Speaking about these Tunisian ‘chameleons’, Abdel Haj Ali said, “The people who were banned were those in high-visibility roles and who had supported Ben Ali’s candidature for the 2014 elections. But it is a limited ban, because they can take part in politics, be party members, but are not allowed to run for office. They have delegated others to stand in their stead. They have, in any case, the possibility of winning, when you consider the money they have.” Haj Ali is one of the Union générale des étudiants de Tunisie activists and comes from the coastal town of Sousse that, like many of the tourist destinations, has been subjected to massive economic instability since the revolution. Together with other young people, for weeks he guarded the local tourist board office before they were removed by the police. He now finds himself, with a fellow citizen, deeply involved with the previous regime, leading a brand new party, which was formed in February. Mohamed Jegham, who was once minister of Tourism, minister of Commerce and minister of the Interior, leads the centrist Al Watan group. Then there is Kamel Morjen, a former minister of Foreign Affairs, who created the Al Moubadara in March. Hearing Abdel Haj Ali talk of the array of parties leaves little space for hope. Even Ennahda is no exception.

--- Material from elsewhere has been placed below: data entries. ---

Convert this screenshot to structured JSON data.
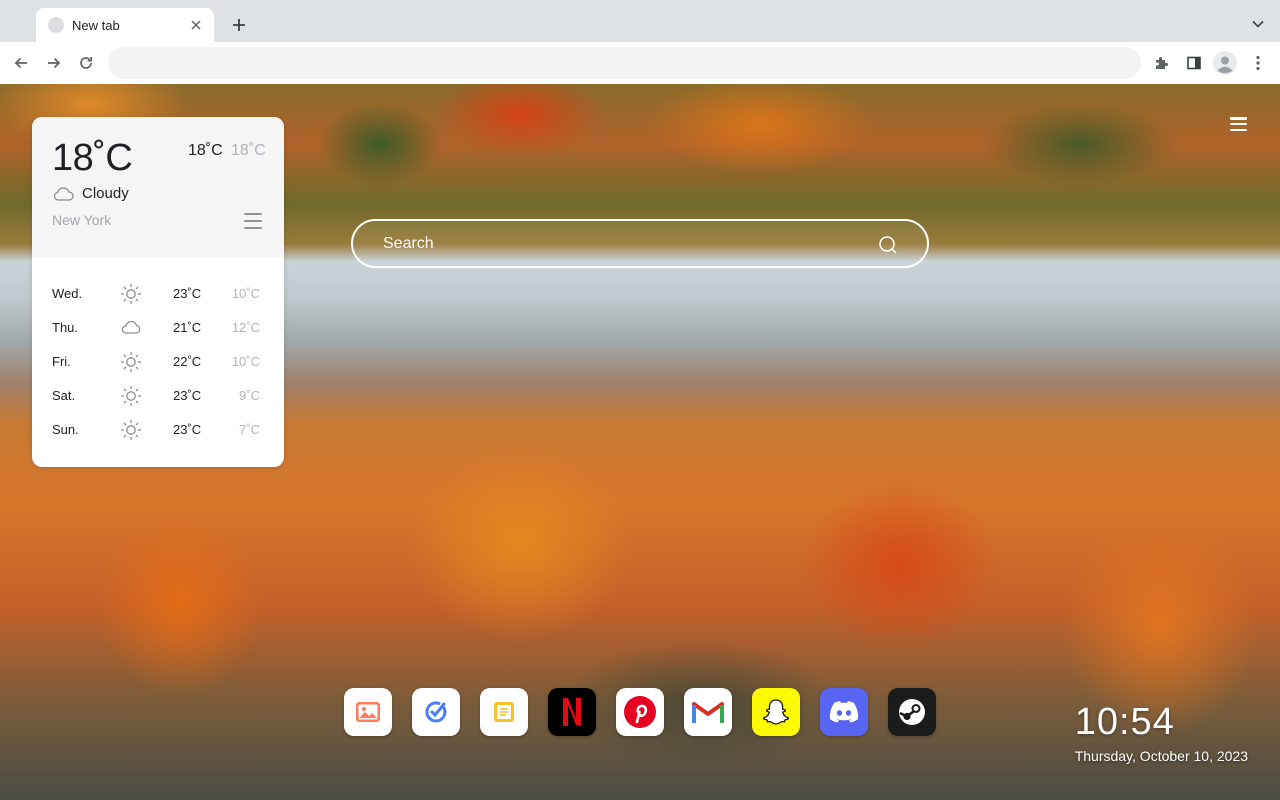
{
  "browser": {
    "tab_title": "New tab",
    "address_value": "",
    "icons": [
      "tab-favicon",
      "close-icon",
      "plus-icon",
      "chevron-down-icon",
      "arrow-left-icon",
      "arrow-right-icon",
      "reload-icon",
      "puzzle-icon",
      "side-panel-icon",
      "profile-icon",
      "more-vert-icon"
    ]
  },
  "weather": {
    "current_temp": "18˚C",
    "high": "18˚C",
    "low": "18˚C",
    "condition": "Cloudy",
    "condition_icon": "cloud-icon",
    "city": "New York",
    "forecast": [
      {
        "day": "Wed.",
        "icon": "sun-icon",
        "high": "23˚C",
        "low": "10˚C"
      },
      {
        "day": "Thu.",
        "icon": "cloud-icon",
        "high": "21˚C",
        "low": "12˚C"
      },
      {
        "day": "Fri.",
        "icon": "sun-icon",
        "high": "22˚C",
        "low": "10˚C"
      },
      {
        "day": "Sat.",
        "icon": "sun-icon",
        "high": "23˚C",
        "low": "9˚C"
      },
      {
        "day": "Sun.",
        "icon": "sun-icon",
        "high": "23˚C",
        "low": "7˚C"
      }
    ]
  },
  "search": {
    "placeholder": "Search",
    "icon": "search-icon"
  },
  "dock": {
    "apps": [
      {
        "name": "photos",
        "icon": "photos-icon",
        "color": "#ffffff"
      },
      {
        "name": "tasks",
        "icon": "check-icon",
        "color": "#ffffff"
      },
      {
        "name": "notes",
        "icon": "notes-icon",
        "color": "#ffffff"
      },
      {
        "name": "netflix",
        "icon": "netflix-icon",
        "color": "#000000"
      },
      {
        "name": "pinterest",
        "icon": "pinterest-icon",
        "color": "#ffffff"
      },
      {
        "name": "gmail",
        "icon": "gmail-icon",
        "color": "#ffffff"
      },
      {
        "name": "snapchat",
        "icon": "snapchat-icon",
        "color": "#fffc00"
      },
      {
        "name": "discord",
        "icon": "discord-icon",
        "color": "#5865f2"
      },
      {
        "name": "steam",
        "icon": "steam-icon",
        "color": "#1b1b1b"
      }
    ]
  },
  "clock": {
    "time": "10:54",
    "date": "Thursday, October 10, 2023"
  },
  "colors": {
    "tabstrip": "#dee1e6",
    "omnibox": "#f1f3f4",
    "netflix_red": "#e50914",
    "pinterest_red": "#e60023",
    "discord": "#5865f2",
    "snapchat": "#fffc00"
  }
}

“Everyone in Tunisia knows that they have a significant budget, thanks to the money that is coming in from the nations of the Persian Gulf, especially Qatar, which has the same mentality. Their strategy is to give assistance to the poorest in order to buy their support. Just like the latest idea of organizing collective weddings, paid for by them. Ennahada’s leaders speak publicly of democracy and freedom for women, but most of them, particularly young people, are very undemocratic and conservative. Now, for example, they are creating another organization for right-wing university students to break our organization.”
During the presentation of its election program, its historic leader, Rashed Ghannouchi, emphasized that the Tunisian Islamic movement wants to build “a democratic regime based on Islamic values.”
It is an idea that is repeated in the party’s program, “For a Tunisia of Freedom, Justice and Development” a program that opens with the classic lines, “In the name of God, the merciful, the compassionate.” Ghannouchi spoke of Arab-Muslim identity, of fighting corruption and unemployment, but also of equality between men and women. He has two women at the top of his party’s list of candidates.